About
Like many other units that fought so bravely in the European or Pacific Theater during World War 2, the 83rd Infantry Division established a Veterans Association after the end of the conflict. World War 2 forged a special bond that could not be broken, that of the combat infantryman. The 83rd Infantry Division that had seen action during World War 1 was reactivated in 1942 and a total of almost 15 000 young Americans were brought together from all over the country. Three years later, the division had suffered 170.2% or 23980 casualties.
After living together for more than two years in the mud of Camp Atterbury, the hedgerows of Normandy and the terrible cold of the Ardennes these men, once strangers to each other, had become a family. The 83rd Infantry Division Association was built on this camaraderie and its initial mission was best described by James Hanrahan, the Association’s first president: … to keep firm the friendships and fraternal companionship that had their conception at Atterbury but matured and ripened through the thorough aging of war. Within our ranks, in peace as in war, there are rich and poor; Republicans and Democrats; lawyers and laborers; farmers and factory men; Protestants, Jews, Catholics and agnostics. The patch of the 83rd is big enough to shade and merge all differences. Once a year we will assemble through our association newspaper. For the rest of our lives I pray we will be together constantly in the pleasant grip of comradeship.
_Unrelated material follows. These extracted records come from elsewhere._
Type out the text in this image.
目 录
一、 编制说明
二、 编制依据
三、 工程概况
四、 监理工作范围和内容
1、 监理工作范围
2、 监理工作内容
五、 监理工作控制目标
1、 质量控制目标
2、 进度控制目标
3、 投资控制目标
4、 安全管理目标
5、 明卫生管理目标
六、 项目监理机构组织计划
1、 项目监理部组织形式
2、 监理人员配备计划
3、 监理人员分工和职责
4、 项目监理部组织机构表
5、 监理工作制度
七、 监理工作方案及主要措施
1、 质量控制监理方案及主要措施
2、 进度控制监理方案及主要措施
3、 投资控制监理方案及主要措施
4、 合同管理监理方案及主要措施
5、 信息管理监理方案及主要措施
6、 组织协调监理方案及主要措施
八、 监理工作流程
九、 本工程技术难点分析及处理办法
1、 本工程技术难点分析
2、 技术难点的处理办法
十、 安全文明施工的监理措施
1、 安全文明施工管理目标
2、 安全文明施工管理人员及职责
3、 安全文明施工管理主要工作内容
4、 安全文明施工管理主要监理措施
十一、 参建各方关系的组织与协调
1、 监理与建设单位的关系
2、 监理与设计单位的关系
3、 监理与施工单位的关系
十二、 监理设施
The Association has met every year since 1947 and today it includes the veterans, the families and friends of the 83rd who continue the commitment to the original mission while adding the vision to preserve and promote the legacy of the 83rd as well.
Mission statement
Our mission is to build on the camaraderie first developed among the members of the 83rd Infantry Division and attached units during World War II by bringing all 83rd veterans, including veterans of the 83rd ARCOM and 83rd ARRTC, together at an annual reunion and through the Association magazine, the Thunderbolt; by expanding the Association’s membership by social media and other means to include relatives and friends of the 83rd; by honoring all those who served in the 83rd and attached units, living and deceased; and by preserving and promoting the 83rd’s historical legacy for all.